Historical population
| Census | Pop. | Note | %± |
| 1900 | 1,027 |  | — |
| 1910 | 1,083 |  | 5.5% |
| 1920 | 1,591 |  | 46.9% |
| 1930 | 1,650 |  | 3.7% |
| 1940 | 1,465 |  | −11.2% |
| 1950 | 1,569 |  | 7.1% |
| 1960 | 996 |  | −36.5% |
| 1970 | 945 |  | −5.1% |
| 1980 | 752 |  | −20.4% |
| 1990 | 681 |  | −9.4% |
| 2000 | 873 |  | 28.2% |
| 2010 | 977 |  | 11.9% |
U.S. Decennial Census 1899 (shown as 1900) 1910-1930 1930-1950 1980-2000 2010

==Sectors==
Barrios (which are, in contemporary times, roughly comparable to minor civil divisions) in turn are further subdivided into smaller local populated place areas/units called sectores (sectors in English).
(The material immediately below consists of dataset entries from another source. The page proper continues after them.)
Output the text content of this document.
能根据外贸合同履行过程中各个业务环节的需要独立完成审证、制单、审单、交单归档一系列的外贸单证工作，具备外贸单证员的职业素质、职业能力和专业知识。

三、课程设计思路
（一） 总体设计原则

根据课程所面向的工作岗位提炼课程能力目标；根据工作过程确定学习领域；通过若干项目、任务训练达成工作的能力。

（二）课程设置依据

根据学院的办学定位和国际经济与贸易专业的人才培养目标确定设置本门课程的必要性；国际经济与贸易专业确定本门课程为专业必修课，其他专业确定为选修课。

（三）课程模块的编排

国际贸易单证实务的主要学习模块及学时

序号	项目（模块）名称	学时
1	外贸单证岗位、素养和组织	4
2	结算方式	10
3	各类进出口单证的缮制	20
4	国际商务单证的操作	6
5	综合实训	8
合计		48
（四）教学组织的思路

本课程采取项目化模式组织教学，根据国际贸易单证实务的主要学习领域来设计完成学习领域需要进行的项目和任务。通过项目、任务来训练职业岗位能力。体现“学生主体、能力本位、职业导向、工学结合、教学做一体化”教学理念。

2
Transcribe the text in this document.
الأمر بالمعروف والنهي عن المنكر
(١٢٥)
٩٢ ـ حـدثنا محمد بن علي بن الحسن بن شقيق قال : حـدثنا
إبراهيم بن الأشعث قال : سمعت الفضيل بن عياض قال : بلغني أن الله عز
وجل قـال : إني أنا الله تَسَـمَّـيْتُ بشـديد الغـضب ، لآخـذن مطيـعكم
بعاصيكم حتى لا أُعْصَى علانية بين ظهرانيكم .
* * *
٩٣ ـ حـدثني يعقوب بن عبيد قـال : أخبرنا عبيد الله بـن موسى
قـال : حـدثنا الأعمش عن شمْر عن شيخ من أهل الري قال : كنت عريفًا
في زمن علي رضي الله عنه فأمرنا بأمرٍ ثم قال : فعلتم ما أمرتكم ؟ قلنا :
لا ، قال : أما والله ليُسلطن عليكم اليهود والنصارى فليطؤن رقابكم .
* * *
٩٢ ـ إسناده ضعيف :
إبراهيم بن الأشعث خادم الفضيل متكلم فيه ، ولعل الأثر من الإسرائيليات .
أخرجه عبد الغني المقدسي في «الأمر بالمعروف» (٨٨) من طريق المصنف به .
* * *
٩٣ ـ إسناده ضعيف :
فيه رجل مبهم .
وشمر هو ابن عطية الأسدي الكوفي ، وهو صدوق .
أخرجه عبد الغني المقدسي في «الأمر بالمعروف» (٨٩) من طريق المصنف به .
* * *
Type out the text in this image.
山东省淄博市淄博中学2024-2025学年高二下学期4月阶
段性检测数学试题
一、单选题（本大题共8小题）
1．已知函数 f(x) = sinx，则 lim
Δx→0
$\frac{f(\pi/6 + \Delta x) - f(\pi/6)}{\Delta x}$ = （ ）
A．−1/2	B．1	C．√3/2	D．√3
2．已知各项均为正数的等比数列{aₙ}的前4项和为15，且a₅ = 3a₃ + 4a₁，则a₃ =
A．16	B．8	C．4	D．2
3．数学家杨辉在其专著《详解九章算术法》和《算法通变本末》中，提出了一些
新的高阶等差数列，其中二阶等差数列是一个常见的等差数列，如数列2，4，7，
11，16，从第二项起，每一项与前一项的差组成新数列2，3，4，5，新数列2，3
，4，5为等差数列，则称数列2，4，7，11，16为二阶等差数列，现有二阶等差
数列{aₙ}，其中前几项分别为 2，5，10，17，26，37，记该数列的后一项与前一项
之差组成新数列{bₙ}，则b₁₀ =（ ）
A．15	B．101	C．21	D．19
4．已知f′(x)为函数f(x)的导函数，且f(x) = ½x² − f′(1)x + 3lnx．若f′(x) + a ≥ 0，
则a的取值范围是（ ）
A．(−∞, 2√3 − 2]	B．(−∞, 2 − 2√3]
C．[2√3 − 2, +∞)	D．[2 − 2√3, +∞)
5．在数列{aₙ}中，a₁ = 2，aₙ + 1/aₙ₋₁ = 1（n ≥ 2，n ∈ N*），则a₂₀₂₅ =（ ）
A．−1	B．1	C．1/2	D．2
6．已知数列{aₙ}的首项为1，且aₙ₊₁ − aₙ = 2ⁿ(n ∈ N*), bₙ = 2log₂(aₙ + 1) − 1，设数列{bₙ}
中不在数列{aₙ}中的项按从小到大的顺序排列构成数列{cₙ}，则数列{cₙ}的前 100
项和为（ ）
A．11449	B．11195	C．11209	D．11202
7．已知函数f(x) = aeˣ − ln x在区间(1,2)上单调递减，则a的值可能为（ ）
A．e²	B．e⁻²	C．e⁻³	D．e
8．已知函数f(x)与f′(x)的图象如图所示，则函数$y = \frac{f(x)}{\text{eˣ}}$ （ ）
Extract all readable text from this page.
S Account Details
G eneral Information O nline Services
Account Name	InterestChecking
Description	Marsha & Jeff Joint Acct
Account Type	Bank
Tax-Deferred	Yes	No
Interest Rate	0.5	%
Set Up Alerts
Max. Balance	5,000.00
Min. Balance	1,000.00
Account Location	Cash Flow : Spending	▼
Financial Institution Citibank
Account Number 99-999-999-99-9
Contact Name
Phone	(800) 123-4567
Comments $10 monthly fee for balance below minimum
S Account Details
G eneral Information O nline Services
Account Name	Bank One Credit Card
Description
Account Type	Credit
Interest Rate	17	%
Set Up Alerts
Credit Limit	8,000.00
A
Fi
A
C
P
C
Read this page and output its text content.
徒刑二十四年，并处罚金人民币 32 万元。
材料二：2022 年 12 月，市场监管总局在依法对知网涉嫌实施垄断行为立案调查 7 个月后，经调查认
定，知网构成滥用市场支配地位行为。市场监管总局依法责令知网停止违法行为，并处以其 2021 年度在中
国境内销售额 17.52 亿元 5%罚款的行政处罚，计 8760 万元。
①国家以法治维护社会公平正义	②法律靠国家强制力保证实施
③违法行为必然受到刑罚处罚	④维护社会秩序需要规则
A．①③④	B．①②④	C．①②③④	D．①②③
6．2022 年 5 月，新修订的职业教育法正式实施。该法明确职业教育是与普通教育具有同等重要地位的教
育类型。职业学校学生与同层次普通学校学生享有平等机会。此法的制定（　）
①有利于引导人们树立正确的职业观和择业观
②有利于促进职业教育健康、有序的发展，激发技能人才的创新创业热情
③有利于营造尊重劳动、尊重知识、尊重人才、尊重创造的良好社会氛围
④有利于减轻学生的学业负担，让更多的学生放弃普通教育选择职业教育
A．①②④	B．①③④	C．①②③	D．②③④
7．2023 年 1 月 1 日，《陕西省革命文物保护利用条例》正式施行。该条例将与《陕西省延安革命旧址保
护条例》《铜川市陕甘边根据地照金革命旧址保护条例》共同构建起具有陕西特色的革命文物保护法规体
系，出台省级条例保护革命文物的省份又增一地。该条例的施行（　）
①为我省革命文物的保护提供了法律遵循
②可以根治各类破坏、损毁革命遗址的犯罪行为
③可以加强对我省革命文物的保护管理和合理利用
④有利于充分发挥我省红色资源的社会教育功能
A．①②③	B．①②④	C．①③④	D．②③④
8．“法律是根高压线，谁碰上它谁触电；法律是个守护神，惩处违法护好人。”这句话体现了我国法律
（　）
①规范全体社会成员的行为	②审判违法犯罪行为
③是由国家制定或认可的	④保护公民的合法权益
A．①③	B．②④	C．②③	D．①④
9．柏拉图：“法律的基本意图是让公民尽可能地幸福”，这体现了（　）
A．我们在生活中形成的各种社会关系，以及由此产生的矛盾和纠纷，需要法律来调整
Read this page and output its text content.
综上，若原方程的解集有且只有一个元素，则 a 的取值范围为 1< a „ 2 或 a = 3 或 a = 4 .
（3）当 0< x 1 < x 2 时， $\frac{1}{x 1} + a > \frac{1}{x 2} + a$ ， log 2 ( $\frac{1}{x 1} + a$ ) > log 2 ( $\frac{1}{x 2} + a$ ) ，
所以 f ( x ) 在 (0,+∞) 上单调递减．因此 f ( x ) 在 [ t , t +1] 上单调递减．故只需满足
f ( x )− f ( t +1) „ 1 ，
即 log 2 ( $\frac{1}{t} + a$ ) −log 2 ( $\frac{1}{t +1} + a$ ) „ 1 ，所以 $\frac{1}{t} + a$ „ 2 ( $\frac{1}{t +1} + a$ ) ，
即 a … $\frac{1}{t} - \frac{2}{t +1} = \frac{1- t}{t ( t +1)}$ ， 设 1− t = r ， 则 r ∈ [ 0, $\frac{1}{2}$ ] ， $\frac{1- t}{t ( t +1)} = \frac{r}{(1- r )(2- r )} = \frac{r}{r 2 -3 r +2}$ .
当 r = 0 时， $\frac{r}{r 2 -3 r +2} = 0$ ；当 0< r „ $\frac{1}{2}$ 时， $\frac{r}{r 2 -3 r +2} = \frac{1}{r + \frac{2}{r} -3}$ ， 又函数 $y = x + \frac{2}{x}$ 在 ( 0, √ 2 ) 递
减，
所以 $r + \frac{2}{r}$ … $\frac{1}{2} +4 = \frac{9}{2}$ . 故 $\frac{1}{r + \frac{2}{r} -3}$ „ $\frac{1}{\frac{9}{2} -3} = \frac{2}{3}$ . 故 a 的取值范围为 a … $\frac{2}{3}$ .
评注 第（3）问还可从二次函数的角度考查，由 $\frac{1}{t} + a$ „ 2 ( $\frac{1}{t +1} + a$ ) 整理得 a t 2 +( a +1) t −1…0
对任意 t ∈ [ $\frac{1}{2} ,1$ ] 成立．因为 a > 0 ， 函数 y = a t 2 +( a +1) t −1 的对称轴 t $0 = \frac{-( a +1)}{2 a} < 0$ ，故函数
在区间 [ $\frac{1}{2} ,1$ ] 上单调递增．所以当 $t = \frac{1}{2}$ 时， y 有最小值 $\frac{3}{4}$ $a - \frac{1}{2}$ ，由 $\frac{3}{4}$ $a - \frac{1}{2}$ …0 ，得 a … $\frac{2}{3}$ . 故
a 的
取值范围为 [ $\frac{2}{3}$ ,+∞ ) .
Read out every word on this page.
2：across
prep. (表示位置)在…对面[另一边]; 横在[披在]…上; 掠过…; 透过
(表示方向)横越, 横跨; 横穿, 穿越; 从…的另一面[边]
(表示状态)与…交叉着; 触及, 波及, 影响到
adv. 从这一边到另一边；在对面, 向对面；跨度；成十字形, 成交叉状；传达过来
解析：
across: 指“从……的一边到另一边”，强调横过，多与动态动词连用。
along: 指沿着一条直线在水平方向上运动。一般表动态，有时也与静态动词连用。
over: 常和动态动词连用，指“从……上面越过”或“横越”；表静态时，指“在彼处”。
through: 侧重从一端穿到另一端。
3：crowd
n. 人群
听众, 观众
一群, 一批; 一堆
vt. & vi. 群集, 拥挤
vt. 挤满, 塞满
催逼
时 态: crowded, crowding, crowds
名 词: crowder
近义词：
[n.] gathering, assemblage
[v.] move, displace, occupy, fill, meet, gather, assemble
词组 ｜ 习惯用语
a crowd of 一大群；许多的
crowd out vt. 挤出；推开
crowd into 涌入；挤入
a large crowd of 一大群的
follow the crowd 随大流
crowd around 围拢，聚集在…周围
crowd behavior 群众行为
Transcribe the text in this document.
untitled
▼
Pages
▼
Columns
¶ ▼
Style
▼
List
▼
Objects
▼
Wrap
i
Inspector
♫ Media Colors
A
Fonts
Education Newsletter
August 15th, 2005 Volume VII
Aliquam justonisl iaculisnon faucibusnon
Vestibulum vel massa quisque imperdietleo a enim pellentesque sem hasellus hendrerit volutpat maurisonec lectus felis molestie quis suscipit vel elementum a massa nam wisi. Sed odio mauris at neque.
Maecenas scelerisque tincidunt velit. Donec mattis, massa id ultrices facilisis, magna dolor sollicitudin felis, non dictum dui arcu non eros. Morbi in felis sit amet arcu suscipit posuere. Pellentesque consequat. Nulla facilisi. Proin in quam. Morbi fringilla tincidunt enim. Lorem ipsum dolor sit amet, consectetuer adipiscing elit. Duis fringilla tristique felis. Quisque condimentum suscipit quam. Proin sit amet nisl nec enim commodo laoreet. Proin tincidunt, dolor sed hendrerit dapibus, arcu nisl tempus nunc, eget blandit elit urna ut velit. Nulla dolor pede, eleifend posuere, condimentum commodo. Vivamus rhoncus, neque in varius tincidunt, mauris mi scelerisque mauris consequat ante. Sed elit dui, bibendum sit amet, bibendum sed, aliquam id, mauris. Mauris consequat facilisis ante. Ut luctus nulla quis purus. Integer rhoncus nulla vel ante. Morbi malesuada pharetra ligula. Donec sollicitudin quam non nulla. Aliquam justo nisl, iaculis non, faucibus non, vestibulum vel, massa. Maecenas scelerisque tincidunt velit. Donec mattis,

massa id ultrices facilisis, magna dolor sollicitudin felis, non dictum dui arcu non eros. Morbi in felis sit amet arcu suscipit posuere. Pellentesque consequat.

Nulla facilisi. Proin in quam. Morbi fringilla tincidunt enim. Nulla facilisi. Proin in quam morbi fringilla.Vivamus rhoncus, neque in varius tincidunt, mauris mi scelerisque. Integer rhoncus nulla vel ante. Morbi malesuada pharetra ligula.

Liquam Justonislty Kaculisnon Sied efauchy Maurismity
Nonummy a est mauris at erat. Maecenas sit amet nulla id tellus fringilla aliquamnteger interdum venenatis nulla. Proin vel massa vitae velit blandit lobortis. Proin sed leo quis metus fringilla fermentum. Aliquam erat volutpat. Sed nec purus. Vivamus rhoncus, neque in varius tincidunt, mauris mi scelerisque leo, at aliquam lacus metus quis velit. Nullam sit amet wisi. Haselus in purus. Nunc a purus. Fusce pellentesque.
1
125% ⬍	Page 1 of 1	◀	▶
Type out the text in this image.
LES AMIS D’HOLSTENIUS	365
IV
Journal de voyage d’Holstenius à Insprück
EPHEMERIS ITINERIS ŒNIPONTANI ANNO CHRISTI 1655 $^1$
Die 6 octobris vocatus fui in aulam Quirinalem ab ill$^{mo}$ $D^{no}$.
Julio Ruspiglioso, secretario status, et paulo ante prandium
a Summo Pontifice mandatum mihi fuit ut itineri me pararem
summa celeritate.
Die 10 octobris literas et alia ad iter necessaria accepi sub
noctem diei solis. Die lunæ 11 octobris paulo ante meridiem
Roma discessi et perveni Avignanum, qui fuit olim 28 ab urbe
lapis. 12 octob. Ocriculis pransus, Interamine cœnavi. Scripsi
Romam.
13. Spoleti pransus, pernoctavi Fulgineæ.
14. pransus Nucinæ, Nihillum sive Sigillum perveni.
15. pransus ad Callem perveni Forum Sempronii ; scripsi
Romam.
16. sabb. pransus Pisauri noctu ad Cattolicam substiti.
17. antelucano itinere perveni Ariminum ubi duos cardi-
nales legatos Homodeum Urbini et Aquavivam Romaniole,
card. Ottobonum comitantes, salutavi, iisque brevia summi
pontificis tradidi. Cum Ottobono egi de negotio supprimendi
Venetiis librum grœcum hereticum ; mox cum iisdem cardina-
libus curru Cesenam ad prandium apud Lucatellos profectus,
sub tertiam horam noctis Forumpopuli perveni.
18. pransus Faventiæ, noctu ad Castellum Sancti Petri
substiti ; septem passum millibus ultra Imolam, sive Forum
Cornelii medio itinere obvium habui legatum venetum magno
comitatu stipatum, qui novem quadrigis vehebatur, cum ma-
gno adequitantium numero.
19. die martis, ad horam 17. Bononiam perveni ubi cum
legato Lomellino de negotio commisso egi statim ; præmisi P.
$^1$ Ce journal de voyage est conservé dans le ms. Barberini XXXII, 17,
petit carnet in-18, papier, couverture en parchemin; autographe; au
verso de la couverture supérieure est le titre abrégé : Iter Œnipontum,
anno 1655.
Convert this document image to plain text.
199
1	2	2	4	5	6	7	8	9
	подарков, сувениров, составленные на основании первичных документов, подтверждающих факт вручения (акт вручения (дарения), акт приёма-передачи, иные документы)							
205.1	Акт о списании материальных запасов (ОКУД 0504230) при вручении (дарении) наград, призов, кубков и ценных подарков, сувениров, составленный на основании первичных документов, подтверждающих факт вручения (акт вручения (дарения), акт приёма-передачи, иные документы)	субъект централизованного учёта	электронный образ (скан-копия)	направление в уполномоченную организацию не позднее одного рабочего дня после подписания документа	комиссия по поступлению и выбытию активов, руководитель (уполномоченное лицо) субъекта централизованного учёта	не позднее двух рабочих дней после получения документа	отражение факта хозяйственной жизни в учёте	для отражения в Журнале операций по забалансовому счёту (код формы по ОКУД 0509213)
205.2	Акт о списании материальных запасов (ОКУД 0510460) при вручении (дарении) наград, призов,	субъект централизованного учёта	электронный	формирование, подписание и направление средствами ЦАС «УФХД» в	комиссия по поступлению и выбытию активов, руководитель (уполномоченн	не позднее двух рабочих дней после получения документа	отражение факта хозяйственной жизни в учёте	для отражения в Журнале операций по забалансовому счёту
The types of sectores may vary, from normally sector to urbanización to reparto to barriada to residencial, among others.

The following sectors are in Cuyón barrio:

Carretera 162, Carretera 716, Cuyón I y II, Sector Boquerón, Sector El Fresar, Sector Gallardo Abajo, Sector Jagüeyes, Sector Ratones, Sector Rincón, and Sector Vertero.